2000 ou 2001 ?
Article paru dans l'édition du 12.04.97
UAND va débuter le XXIe siècle, et donc aussi le troisième millénaire ? Au 1e janvier 2000 ou au 1e janvier 2001 ? Si, comme tout un chacun, vous optez pour l'an 2000, on vous traite d'inculte, puisque le premier siècle de l'ère chrétienne commence en l'an 1, le deuxième cent ans plus tard, en 101, et le XXIe en 2001. Cette querelle entre les tenants du nombre rond et les chronologistes est séculaire, et le début de notre actuel siècle avait déjà connu un débat analogue.

Pour ce qui est du début du XIXe , le débat n'a pas eu lieu, du simple fait que le calendrier républicain a été en vigueur de 1793 à 1805. Notons cependant la manière de parler de Victor Hugo, qui déclare que « ce siècle avait deux ans » pour parler de sa naissance, en 1802, ce qui veut dire que pour lui le siècle est né en 1800.

Remontons encore : le début du XVIIIe a connu sa querelle, comme l'atteste une lettre de Leibniz à son ami Hertel du 9 janvier 1699 : « Toute la cour de France est en rumeur et on dispute depuis le roi jusqu'aux porteurs de chaise, si le siècle suivant commence l'an 1700 ou 1701. »

Et auparavant ? La fin du XVe siècle et le début du XVIe sont marqués par une querelle de calendrier, mais sans rapport avec notre propos : il s'agit de l'application de la réforme grégorienne de 1582, qui avait pour but de corriger les erreurs du calendrier julien, et dont l'une des mesures avait été la suppression de dix jours.

Voyons bien quel est l'enjeu du débat : d'un côté, une pratique spontanée et massive qui charge de signification le moment où le compteur d'années se retrouve sur un nombre rond.

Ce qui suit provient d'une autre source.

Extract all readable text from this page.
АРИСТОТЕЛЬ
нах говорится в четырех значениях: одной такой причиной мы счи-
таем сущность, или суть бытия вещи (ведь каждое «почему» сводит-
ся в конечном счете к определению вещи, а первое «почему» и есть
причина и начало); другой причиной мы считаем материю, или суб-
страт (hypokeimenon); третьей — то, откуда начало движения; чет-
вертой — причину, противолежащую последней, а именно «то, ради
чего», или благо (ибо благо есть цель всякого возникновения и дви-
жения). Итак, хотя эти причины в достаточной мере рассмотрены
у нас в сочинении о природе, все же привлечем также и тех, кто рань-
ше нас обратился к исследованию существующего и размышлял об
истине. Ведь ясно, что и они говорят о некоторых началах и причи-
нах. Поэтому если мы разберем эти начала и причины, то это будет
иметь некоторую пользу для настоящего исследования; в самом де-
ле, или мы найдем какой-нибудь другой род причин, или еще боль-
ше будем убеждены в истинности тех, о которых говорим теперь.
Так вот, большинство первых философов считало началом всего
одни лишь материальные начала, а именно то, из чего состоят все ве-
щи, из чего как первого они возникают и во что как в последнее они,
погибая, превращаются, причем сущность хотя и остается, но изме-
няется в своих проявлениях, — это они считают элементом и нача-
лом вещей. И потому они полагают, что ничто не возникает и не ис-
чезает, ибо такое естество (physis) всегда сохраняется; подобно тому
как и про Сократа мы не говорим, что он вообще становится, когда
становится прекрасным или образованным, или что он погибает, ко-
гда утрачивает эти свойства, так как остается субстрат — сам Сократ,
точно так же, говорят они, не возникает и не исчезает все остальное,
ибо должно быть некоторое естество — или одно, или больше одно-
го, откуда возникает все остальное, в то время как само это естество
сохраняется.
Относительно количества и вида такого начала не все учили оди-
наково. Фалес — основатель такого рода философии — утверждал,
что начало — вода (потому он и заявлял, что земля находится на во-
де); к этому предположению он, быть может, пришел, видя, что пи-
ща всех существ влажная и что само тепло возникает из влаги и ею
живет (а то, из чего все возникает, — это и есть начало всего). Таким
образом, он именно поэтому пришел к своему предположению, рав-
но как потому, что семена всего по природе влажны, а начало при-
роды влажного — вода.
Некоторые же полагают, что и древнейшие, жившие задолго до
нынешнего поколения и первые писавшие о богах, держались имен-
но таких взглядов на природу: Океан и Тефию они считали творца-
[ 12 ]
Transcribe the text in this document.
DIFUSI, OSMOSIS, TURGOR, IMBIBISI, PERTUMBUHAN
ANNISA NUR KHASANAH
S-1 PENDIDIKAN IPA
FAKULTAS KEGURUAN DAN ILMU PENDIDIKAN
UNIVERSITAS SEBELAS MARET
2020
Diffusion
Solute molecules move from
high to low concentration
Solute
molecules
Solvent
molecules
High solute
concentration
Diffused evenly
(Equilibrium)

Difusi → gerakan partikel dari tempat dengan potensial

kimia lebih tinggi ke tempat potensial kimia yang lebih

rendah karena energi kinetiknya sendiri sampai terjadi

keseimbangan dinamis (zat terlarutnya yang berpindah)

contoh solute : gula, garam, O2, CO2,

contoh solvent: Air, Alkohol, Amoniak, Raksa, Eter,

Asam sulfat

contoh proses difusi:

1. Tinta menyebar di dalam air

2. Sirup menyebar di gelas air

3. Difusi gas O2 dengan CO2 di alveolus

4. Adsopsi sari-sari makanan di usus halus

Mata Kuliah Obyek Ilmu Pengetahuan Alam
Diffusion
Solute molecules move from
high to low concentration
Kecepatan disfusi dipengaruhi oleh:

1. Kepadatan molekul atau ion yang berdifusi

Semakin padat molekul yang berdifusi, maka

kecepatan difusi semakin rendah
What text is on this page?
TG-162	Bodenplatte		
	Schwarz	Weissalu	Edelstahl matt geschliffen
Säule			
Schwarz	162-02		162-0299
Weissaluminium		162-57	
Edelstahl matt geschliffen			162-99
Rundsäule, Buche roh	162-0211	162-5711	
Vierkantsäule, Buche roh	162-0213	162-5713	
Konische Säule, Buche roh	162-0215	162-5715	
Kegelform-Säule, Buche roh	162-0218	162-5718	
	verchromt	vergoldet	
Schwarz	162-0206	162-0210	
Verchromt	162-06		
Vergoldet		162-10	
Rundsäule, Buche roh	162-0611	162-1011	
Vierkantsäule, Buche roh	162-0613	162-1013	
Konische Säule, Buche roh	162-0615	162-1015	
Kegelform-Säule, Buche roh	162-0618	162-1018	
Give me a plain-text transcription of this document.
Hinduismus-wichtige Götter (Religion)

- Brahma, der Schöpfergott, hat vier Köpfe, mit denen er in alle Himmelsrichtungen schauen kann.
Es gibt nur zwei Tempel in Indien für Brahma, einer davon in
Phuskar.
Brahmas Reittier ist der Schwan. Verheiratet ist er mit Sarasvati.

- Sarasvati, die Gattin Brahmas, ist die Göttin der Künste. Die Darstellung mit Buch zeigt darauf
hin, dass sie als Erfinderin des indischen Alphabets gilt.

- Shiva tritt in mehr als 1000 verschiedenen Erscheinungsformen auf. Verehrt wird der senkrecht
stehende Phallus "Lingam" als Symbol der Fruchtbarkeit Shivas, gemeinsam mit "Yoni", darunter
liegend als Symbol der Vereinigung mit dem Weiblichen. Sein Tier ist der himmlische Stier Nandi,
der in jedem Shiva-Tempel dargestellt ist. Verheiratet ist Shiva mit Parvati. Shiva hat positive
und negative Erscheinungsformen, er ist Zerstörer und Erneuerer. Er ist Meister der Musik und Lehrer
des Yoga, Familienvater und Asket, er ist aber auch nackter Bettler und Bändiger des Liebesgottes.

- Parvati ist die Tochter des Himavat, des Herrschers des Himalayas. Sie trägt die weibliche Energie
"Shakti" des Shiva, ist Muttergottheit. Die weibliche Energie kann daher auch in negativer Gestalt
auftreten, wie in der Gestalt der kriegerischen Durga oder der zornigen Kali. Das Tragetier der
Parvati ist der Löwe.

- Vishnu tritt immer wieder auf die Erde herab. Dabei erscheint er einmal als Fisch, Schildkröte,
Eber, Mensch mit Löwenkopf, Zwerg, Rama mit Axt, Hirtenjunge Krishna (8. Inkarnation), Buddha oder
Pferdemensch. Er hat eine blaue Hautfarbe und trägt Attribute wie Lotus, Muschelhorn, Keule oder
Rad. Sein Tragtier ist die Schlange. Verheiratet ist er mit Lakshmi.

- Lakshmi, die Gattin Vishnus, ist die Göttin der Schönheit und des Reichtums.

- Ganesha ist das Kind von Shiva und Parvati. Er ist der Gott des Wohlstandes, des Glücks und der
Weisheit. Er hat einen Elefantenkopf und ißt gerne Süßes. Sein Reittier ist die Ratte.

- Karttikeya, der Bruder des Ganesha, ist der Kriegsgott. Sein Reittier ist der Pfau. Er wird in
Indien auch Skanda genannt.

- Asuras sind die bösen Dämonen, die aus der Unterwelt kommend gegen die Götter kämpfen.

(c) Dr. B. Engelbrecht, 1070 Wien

L'an 2000 a bercé l'imaginaire de la science-fiction pendant des décennies, et l'arrondi au nombre rond est l'usage général pour désigner les sommes monétaires (du « t'as pas 10 balles » au mythe du « millionnaire » puis du « milliardaire »), ainsi que toutes les quantités utilisées dans la vie courante.

D'un côté, il y a donc le nombre rond et son usage massif. Mais contre lui est mis en oeuvre un raisonnement mathématique appuyé sur une considération chrono- logique.

L'argument chronologique est que la première année de notre ère commence en l'an 1. Pour commencer, il faut bien quelque chose, et tous les changements d'ères commencent à un, que ce soit l'ère chrétienne, l'Hégire ou l'an 1 du calendrier républicain. L'argument mathématique qui en découle est que pour faire un siècle de cent années, il faut aller jusqu'à la fin de la centième année et ne faire donc commencer le siècle suivant qu'avec un nouveau numéro un.

Reprenons les arguments, et d'abord le raisonnement chronologiste. Du point de vue de ceux qui l'on vécu, le premier siècle de notre ère n'a jamais existé : l'évangéliste Luc, quand il veut dater l'événement de la naissance du Christ, prend des points de référence connus (recensement de César Auguste, mention du gouverneur de Syrie Quirinius). Il aurait pu utiliser, comme le faisait son époque, l'olympiade en cours ou la date par rapport à la fondation de Rome.

En fait, le premier siècle est une invention qui date du VIe , puisque c'est en 532 que le moine Denys le Petit proposa de prendre la naissance du Christ comme référence pour une nouvelle ère. Dire que la naissance du Christ coïncide avec la première année de notre ère est une pure convention que l'on peut modifier. Par exemple, les astronomes, gens de rigueur s'il en fut, ont éprouvé le besoin de faire des opérations arithmétiques sur les dates et, pour cela, depuis Cassini, ils ont placé une année zéro avant l'année un. Tout, en ce domaine, étant pure convention, l'année zéro fait tout autant référence à la naissance du Christ que l'année un, puisqu'elle se situe par rapport à elle. D'ailleurs le Christ était déjà né depuis plusieurs années, car les calculs de Denys le Petit ont été remis en cause.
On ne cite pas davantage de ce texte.